A group of ducks swam past in a loose V-formation, quacking cheerfully. He watched them while he reeled slowly, feeling the resistance the lure made as it spun a few feet below the water. The ducks went ashore in the trees near the Pryor cabin, some settling in the mud at the edge of the water, others heading into the woods to forage.
As he pulled his lure out of the water and prepared to cast again, the wild ducks erupted in a flurry of noise, taking to the water as though a saber-toothed tiger pursued them. Colton grinned, straining to see if he could catch a glimpse of what had caused such alarm. Most likely it was some half-starved cat on the prowl.
There, at the edge of the trees. Instead of an animal, he could have sworn he saw a glimpse of pale human skin shining through the unruly underbrush.

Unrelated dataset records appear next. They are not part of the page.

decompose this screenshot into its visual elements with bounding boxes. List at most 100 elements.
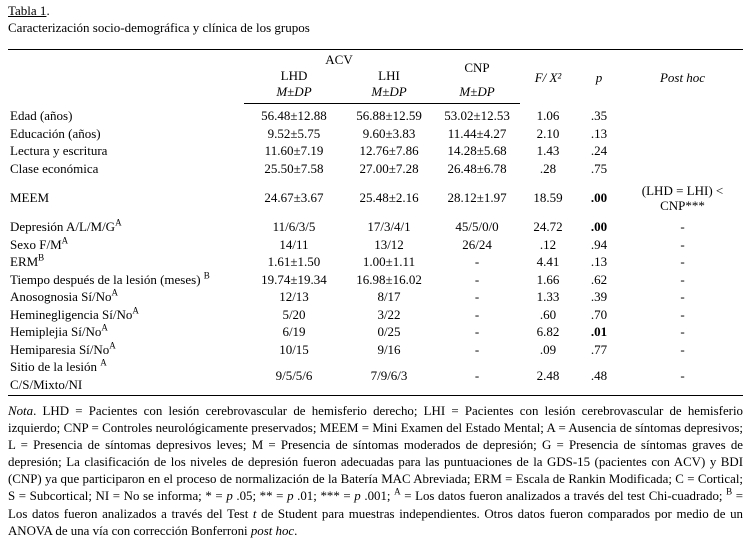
cell-p: .75 <box>590 160 608 176</box>
cell-statistic: 24.72 <box>533 219 563 234</box>
cell-posthoc <box>622 160 743 178</box>
cell-lhi: 9/16 <box>377 341 401 357</box>
cell-lhi: 17/3/4/1 <box>367 219 411 234</box>
table-row: Heminegligencia Sí/NoA 5/20 3/22 - .60 .70 - <box>8 306 743 324</box>
cell-statistic: .60 <box>539 306 557 322</box>
cell-lhd: 11.60±7.19 <box>264 143 324 158</box>
row-label: Anosognosia Sí/NoA <box>10 287 118 304</box>
note-segment: .01; *** = <box>293 489 355 504</box>
cell-lhi: 3/22 <box>377 306 401 322</box>
cell-lhi: 25.48±2.16 <box>359 190 419 206</box>
table-row: Sexo F/MA 14/11 13/12 26/24 .12 .94 - <box>8 236 743 254</box>
cell-lhd: 12/13 <box>279 289 309 304</box>
note-segment: = Los datos fueron analizados a través d… <box>8 489 743 521</box>
cell-cnp: 28.12±1.97 <box>447 190 507 206</box>
cell-lhi: 13/12 <box>374 236 404 252</box>
cell-cnp: 26/24 <box>462 236 492 252</box>
row-label: Tiempo después de la lesión (meses) B <box>10 270 210 287</box>
table-caption: Caracterización socio-demográfica y clín… <box>8 20 310 35</box>
cell-posthoc: - <box>680 341 685 357</box>
row-label: Lectura y escritura <box>10 143 108 158</box>
row-label: ERMB <box>10 252 45 269</box>
note-segment: . <box>294 523 298 538</box>
cell-p: .70 <box>590 306 608 322</box>
cell-statistic: .12 <box>539 236 557 252</box>
cell-cnp: - <box>474 367 480 383</box>
cell-cnp: - <box>474 324 480 339</box>
note-segment: p <box>226 489 233 504</box>
cell-lhi: 1.00±1.11 <box>362 254 416 269</box>
cell-statistic: .28 <box>539 160 557 176</box>
cell-cnp: - <box>474 271 480 287</box>
header-mdp-lhi: M±DP <box>344 84 435 104</box>
cell-lhd: 9/5/5/6 <box>275 367 313 383</box>
note-segment: post hoc <box>250 523 295 538</box>
cell-statistic: .09 <box>539 341 557 357</box>
paper-page: Tabla 1. Caracterización socio-demográfi… <box>8 3 744 538</box>
cell-cnp: 11.44±4.27 <box>447 125 507 141</box>
cell-cnp: - <box>474 254 480 269</box>
row-label: Clase económica <box>10 160 99 176</box>
cell-statistic: 1.43 <box>536 143 560 158</box>
cell-lhd: 56.48±12.88 <box>261 108 327 123</box>
cell-p: .35 <box>590 107 608 123</box>
table-row: MEEM 24.67±3.67 25.48±2.16 28.12±1.97 18.59.… <box>8 177 743 218</box>
cell-cnp: - <box>474 341 480 357</box>
table-row: Hemiplejia Sí/NoA 6/19 0/25 - 6.82 .01 - <box>8 323 743 341</box>
header-mdp-cnp: M±DP <box>434 84 521 104</box>
cell-p: .77 <box>590 341 608 357</box>
note-segment: .05; ** = <box>232 489 288 504</box>
table-row: Tiempo después de la lesión (meses) B 19.… <box>8 271 743 289</box>
cell-lhd: 24.67±3.67 <box>264 190 324 206</box>
cell-p: .00 <box>590 190 608 206</box>
cell-lhd: 25.50±7.58 <box>264 160 324 176</box>
cell-cnp: 26.48±6.78 <box>447 160 507 176</box>
cell-statistic: 4.41 <box>536 254 560 269</box>
cell-posthoc <box>622 142 743 160</box>
header-empty-cell <box>8 50 244 104</box>
note-segment: Nota <box>8 404 34 418</box>
table-row: Hemiparesia Sí/NoA 10/15 9/16 - .09 .77 - <box>8 341 743 359</box>
row-label: Hemiparesia Sí/NoA <box>10 340 116 357</box>
cell-p: .39 <box>590 289 608 304</box>
row-label: Hemiplejia Sí/NoA <box>10 322 108 339</box>
cell-p: .13 <box>590 254 608 269</box>
cell-lhi: 12.76±7.86 <box>359 143 419 158</box>
table-row: Edad (años) 56.48±12.88 56.88±12.59 53.02±1… <box>8 104 743 125</box>
note-segment: = Los datos fueron analizados a través d… <box>400 489 727 504</box>
table-note: Nota. LHD = Pacientes con lesión cerebro… <box>8 403 743 540</box>
cell-lhi: 56.88±12.59 <box>356 108 422 123</box>
cell-lhd: 14/11 <box>279 236 309 252</box>
header-subgroup-row: LHD LHI <box>8 68 743 84</box>
cell-lhd: 10/15 <box>279 341 309 357</box>
cell-lhd: 5/20 <box>282 306 306 322</box>
table-body: Edad (años) 56.48±12.88 56.88±12.59 53.02±1… <box>8 104 744 396</box>
cell-posthoc: - <box>680 236 685 252</box>
data-table: ACV CNP F/ X² p Post hoc LHD LHI M±DP M±… <box>8 49 744 396</box>
cell-cnp: 14.28±5.68 <box>447 143 507 158</box>
note-segment: B <box>726 487 733 498</box>
note-segment: .001; <box>360 489 395 504</box>
row-label: Edad (años) <box>10 107 73 123</box>
header-mdp-lhd: M±DP <box>244 84 344 104</box>
table-header: ACV CNP F/ X² p Post hoc LHD LHI M±DP M±… <box>8 49 744 104</box>
header-col-lhi: LHI <box>378 68 400 83</box>
cell-lhi: 0/25 <box>377 324 401 339</box>
header-col-cnp: CNP <box>464 60 490 75</box>
note-segment: p <box>287 489 294 504</box>
header-col-statistic: F/ X² <box>534 69 562 85</box>
cell-lhd: 11/6/3/5 <box>272 219 316 234</box>
cell-p: .62 <box>590 271 608 287</box>
cell-cnp: - <box>474 289 480 304</box>
cell-posthoc: - <box>680 254 685 270</box>
cell-statistic: 1.06 <box>536 107 560 123</box>
cell-posthoc: - <box>680 368 685 383</box>
header-mdp-row: M±DP M±DP M±DP <box>8 84 743 104</box>
cell-posthoc: - <box>680 219 685 235</box>
table-row: Sitio de la lesión A C/S/Mixto/NI 9/5/5/6 7… <box>8 358 743 396</box>
cell-p: .01 <box>590 324 608 339</box>
cell-statistic: 18.59 <box>533 190 563 206</box>
header-col-lhd: LHD <box>280 68 308 83</box>
header-col-posthoc: Post hoc <box>659 69 706 85</box>
table-row: Depresión A/L/M/GA 11/6/3/5 17/3/4/1 45/5/0… <box>8 218 743 236</box>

Puzzled, he set his rod and reel on the deck and pulled anchor. Starting his motor, he eased the boat closer to the shore, running aground in the soft mud. Jumping out, he tied the anchor rope around a sturdy tree and went to investigate.
Definitely a person.
Blanching, he swallowed. Took a deep draft of air, trying not to gag. Though it wasn't the same, couldn't be the same, he couldn't help but remember Angela, his daughter. He'd found her, dead and facedown in the dirt, and the image of her crumpled body would forever be burned in his mind.
This. Was. Not. The. Same. Hell, no.
He blinked, dragging his shaking hand across his unshaven chin. Not Angela. He hoped like hell he wasn't about to stumble over the bloated body of some hapless drowning victim, just now washed up on shore. If he did, he wasn't sure his sanity would survive it.
Get a grip. He took another deep, shuddering breath. If this was a human body, he'd have to find a way to deal with it. He hadn't heard of any recent drownings or boating accidents. And as a reporter for the Anniversary Beacon, he should know. But what he'd seen had definitely looked like a body. What else could it be?
Pushing through the underbrush, he saw in a moment. Facedown in the dried and dead leaves, long blond hair spread around her in a tangled mess of twigs and dirt, lay a woman.
Young. Shapely. And stark naked.
He staggered. Nausea again filled his throat. Straightening, he cast his gaze skyward, not praying, not exactly. He could do this, he could.
He had to--no way could he leave this woman lying here, alone and unprotected. Especially after what had happened to Angela.